Dans la chaleur humide de Nkonko, au cœur du Kasaï-Central, des mains tremblantes serrent pour la première fois des documents qui valent plus que de l’or : des titres fonciers officiels. Après des années d’errance et d’incertitude, plus de 800 ménages de retournés d’Angola viennent de recevoir ce lundi 17 novembre la preuve tangible qu’ils peuvent enfin reconstruire leurs vies sur une terre qui leur appartient véritablement.
« Je n’arrive toujours pas à y croire », murmure Jean Kabeya, l’un des bénéficiaires, en caressant le papier officiel comme s’il craignait de le voir s’envoler. « Après avoir tout perdu pendant le conflit Kamuina Nsapu, après avoir fui vers l’Angola puis être revenu vivre sous des tentes, ce titre foncier représente bien plus qu’un bout de terre. C’est la certitude que mes enfants auront un héritage, que nous ne serons plus jamais des étrangers sur notre propre sol. »
Cette distribution massive de titres fonciers dans le Kasaï-Central s’inscrit dans un programme plus large de réinsertion durable des réfugiés congolais retournés d’Angola. Soixante-dix-huit familles parmi les plus vulnérables ont même eu la surprise de découvrir des maisons solides construites spécialement pour remplacer leurs abris de fortune. Une initiative concrète qui change radicalement leur quotidien et leurs perspectives d’avenir.
Mais comment en est-on arrivé là ? Rappelons que ces familles avaient dû fuir précipitamment vers l’Angola entre 2016 et 2017, fuyant les violences de la milice Kamuina Nsapu qui avait ensanglanté la région. Leur retour en RDC en 2019, facilité par un programme conjoint du gouvernement et du HCR, ne signifiait pas pour autant la fin de leurs difficultés. La réinstallation à Nkonko s’était faite dans des conditions précaires, avec comme principal abri des tentes qui laissaient passer la pluie et le froid.
« Sans vous, ce site n’existerait pas », a lancé un bénéficiaire ému lors de la cérémonie officielle, adressant sa reconnaissance au HCR et à ses partenaires. Des paroles qui résonnent particulièrement dans cette région longtemps meurtrie par les crises successives.
Le projet, soutenu financièrement par le HCR et mis en œuvre avec le partenaire local ADSSE, vise à offrir une stabilité foncière, condition essentielle pour un avenir digne et sécurisé. La présence du Directeur régional du HCR pour l’Afrique de l’Ouest et l’Afrique centrale, Abdouraouf Gnon-Konde, au côté du gouverneur de province, témoigne de l’importance stratégique de cette initiative.
« Avec le travail du HCR et des autorités, on se rend compte qu’on peut construire une belle histoire à partir d’une tragédie », a déclaré M. Gnon-Konde lors de la cérémonie. Une phrase qui résume parfaitement l’enjeu de cette opération humanitaire : transformer la douleur d’un exil forcé en espoir d’un avenir radieux.

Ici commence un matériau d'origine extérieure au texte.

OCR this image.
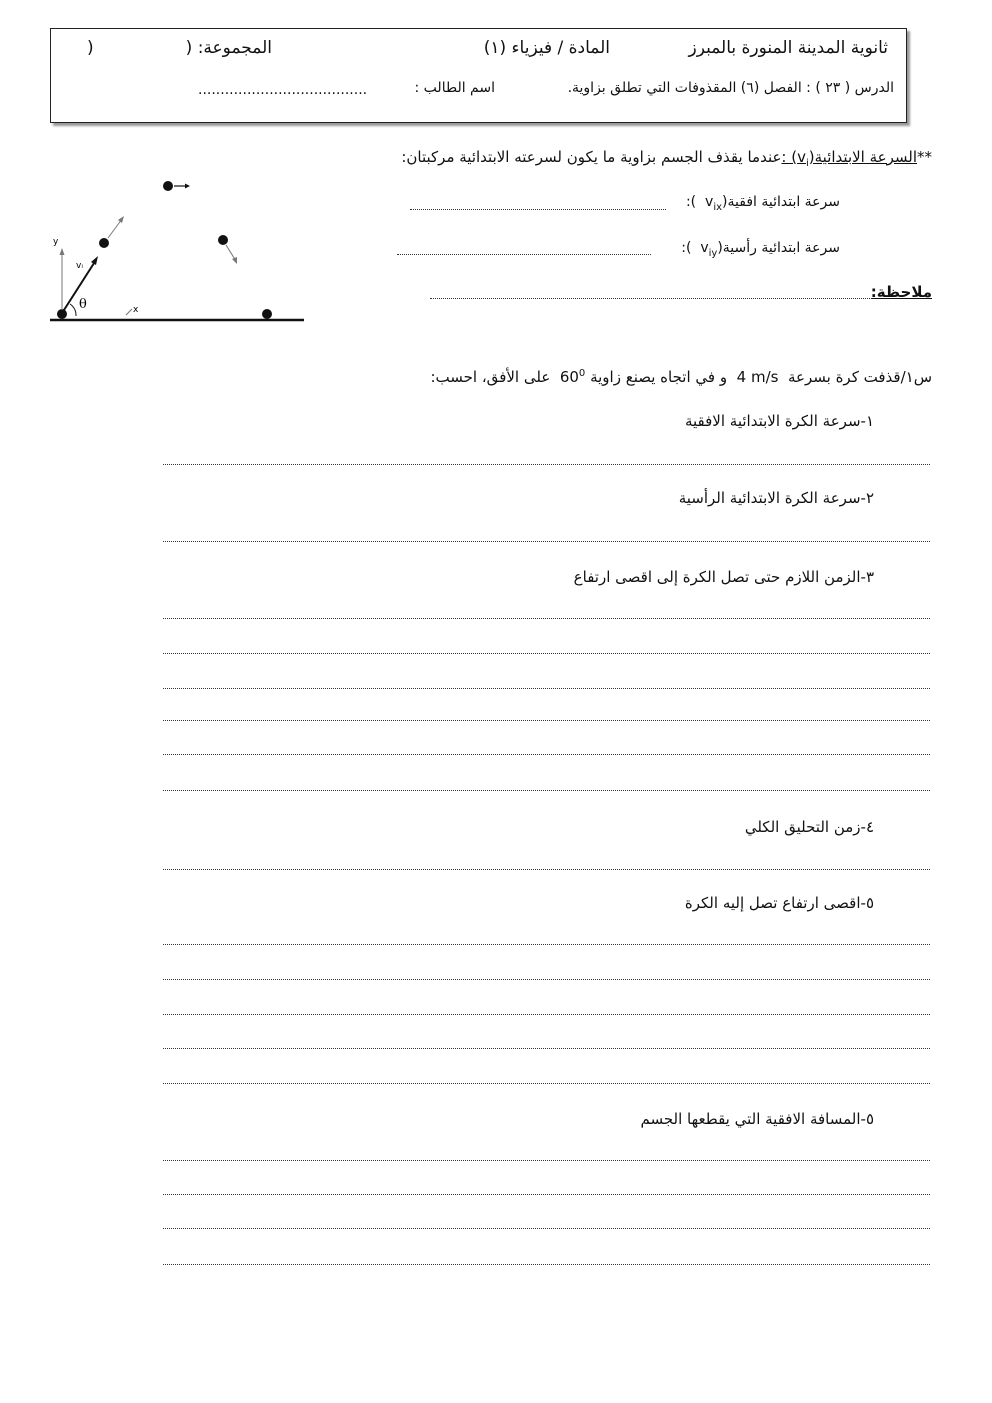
ثانوية المدينة المنورة بالمبرز
المادة / فيزياء (١)
المجموعة: (
)
الدرس ( ٢٣ ) : الفصل (٦) المقذوفات التي تطلق بزاوية.
اسم الطالب :
......................................
**السرعة $الابتدائية(v_i)$ :عندما يقذف الجسم بزاوية ما يكون لسرعته الابتدائية مركبتان:
سرعة ابتدائية $افقية(v_{ix}$  ):
سرعة ابتدائية $رأسية(v_{iy}$  ):
ملاحظة:
y
x
vᵢ
θ
س١/قذفت كرة بسرعة  4 m/s  و في اتجاه يصنع زاوية $60^0$  على الأفق، احسب:
١-سرعة الكرة الابتدائية الافقية
٢-سرعة الكرة الابتدائية الرأسية
٣-الزمن اللازم حتى تصل الكرة إلى اقصى ارتفاع
٤-زمن التحليق الكلي
٥-اقصى ارتفاع تصل إليه الكرة
٥-المسافة الافقية التي يقطعها الجسم
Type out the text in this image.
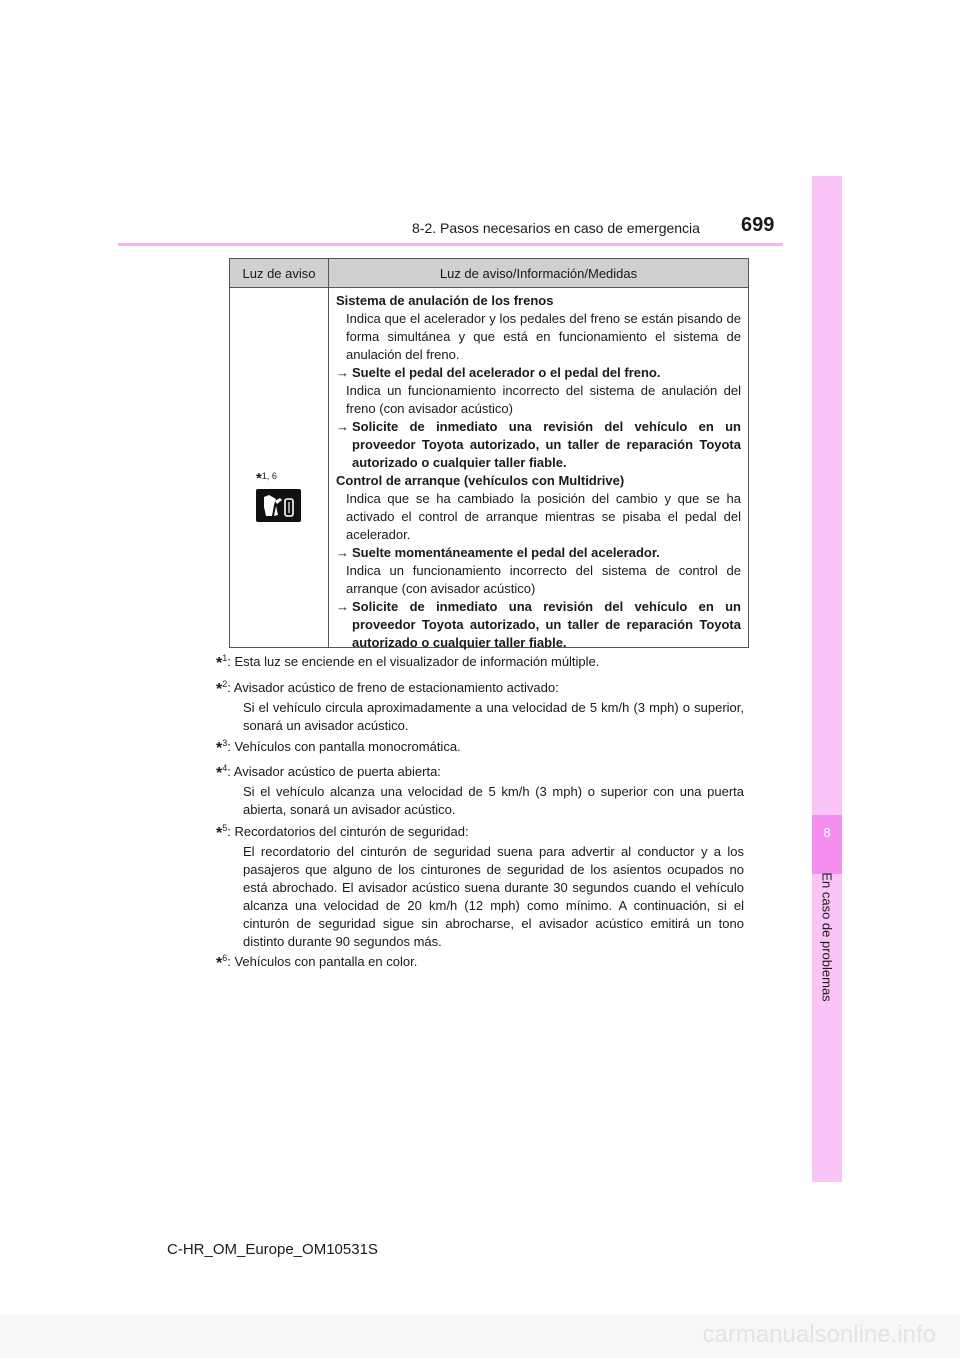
8-2. Pasos necesarios en caso de emergencia 699
8
En caso de problemas
Luz de aviso	Luz de aviso/Información/Medidas
*$^{1, 6}$
Sistema de anulación de los frenos
Indica que el acelerador y los pedales del freno se están pisando de forma simultánea y que está en funcionamiento el sistema de anulación del freno.
→ Suelte el pedal del acelerador o el pedal del freno.
Indica un funcionamiento incorrecto del sistema de anulación del freno (con avisador acústico)
→ Solicite de inmediato una revisión del vehículo en un proveedor Toyota autorizado, un taller de reparación Toyota autorizado o cualquier taller fiable.
Control de arranque (vehículos con Multidrive)
Indica que se ha cambiado la posición del cambio y que se ha activado el control de arranque mientras se pisaba el pedal del acelerador.
→ Suelte momentáneamente el pedal del acelerador.
Indica un funcionamiento incorrecto del sistema de control de arranque (con avisador acústico)
→ Solicite de inmediato una revisión del vehículo en un proveedor Toyota autorizado, un taller de reparación Toyota autorizado o cualquier taller fiable.
*$^1$: Esta luz se enciende en el visualizador de información múltiple.
*$^2$: Avisador acústico de freno de estacionamiento activado:
Si el vehículo circula aproximadamente a una velocidad de 5 km/h (3 mph) o superior, sonará un avisador acústico.
*$^3$: Vehículos con pantalla monocromática.
*$^4$: Avisador acústico de puerta abierta:
Si el vehículo alcanza una velocidad de 5 km/h (3 mph) o superior con una puerta abierta, sonará un avisador acústico.
*$^5$: Recordatorios del cinturón de seguridad:
El recordatorio del cinturón de seguridad suena para advertir al conductor y a los pasajeros que alguno de los cinturones de seguridad de los asientos ocupados no está abrochado. El avisador acústico suena durante 30 segundos cuando el vehículo alcanza una velocidad de 20 km/h (12 mph) como mínimo. A continuación, si el cinturón de seguridad sigue sin abrocharse, el avisador acústico emitirá un tono distinto durante 90 segundos más.
*$^6$: Vehículos con pantalla en color.
C-HR_OM_Europe_OM10531S
carmanualsonline.info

Au-delà des simples distributions, c’est tout un écosystème de réinsertion qui se met en place progressivement. La sécurisation foncière permet aux familles d’envisager des activités agricoles durables, d’investir dans l’éducation de leurs enfants, et de participer pleinement au développement de leur communauté. La question se pose cependant : cette belle initiative sera-t-elle suffisante pour stabiliser définitivement cette région encore fragile ?
Les défis restent immenses. L’accès à l’eau potable, aux soins de santé et à l’éducation constitue toujours un problème crucial pour de nombreuses familles de retournés. La construction d’infrastructures sociales de base doit accompagner cette sécurisation foncière pour garantir une réinsertion véritablement réussie.
Néanmoins, ce geste humanitaire vient renforcer considérablement les efforts de consolidation de la paix et d’autonomisation dans le Kasaï-Central. En offrant une base solide – littéralement – aux familles déplacées, le HCR et ses partenaires plantent les graines d’une stabilité durable. Les titres fonciers distribués à Nkonko représentent bien plus que de simples documents administratifs : ce sont les fondations sur lesquelles se construira l’avenir de toute une génération d’enfants congolais qui pourront enfin grandir en sécurité sur une terre qui leur appartient.
Alors que le soleil se couche sur Nkonko, des familles entières préparent leur première nuit dans leurs nouvelles maisons, certains titres fonciers soigneusement rangés sous leur matelas, d’autres accrochés fièrement aux murs encore nus. Une page se tourne enfin, ouvrant sur un chapitre nouveau où l’espoir a remplacé la peur, et où la stabilité a chassé la précarité.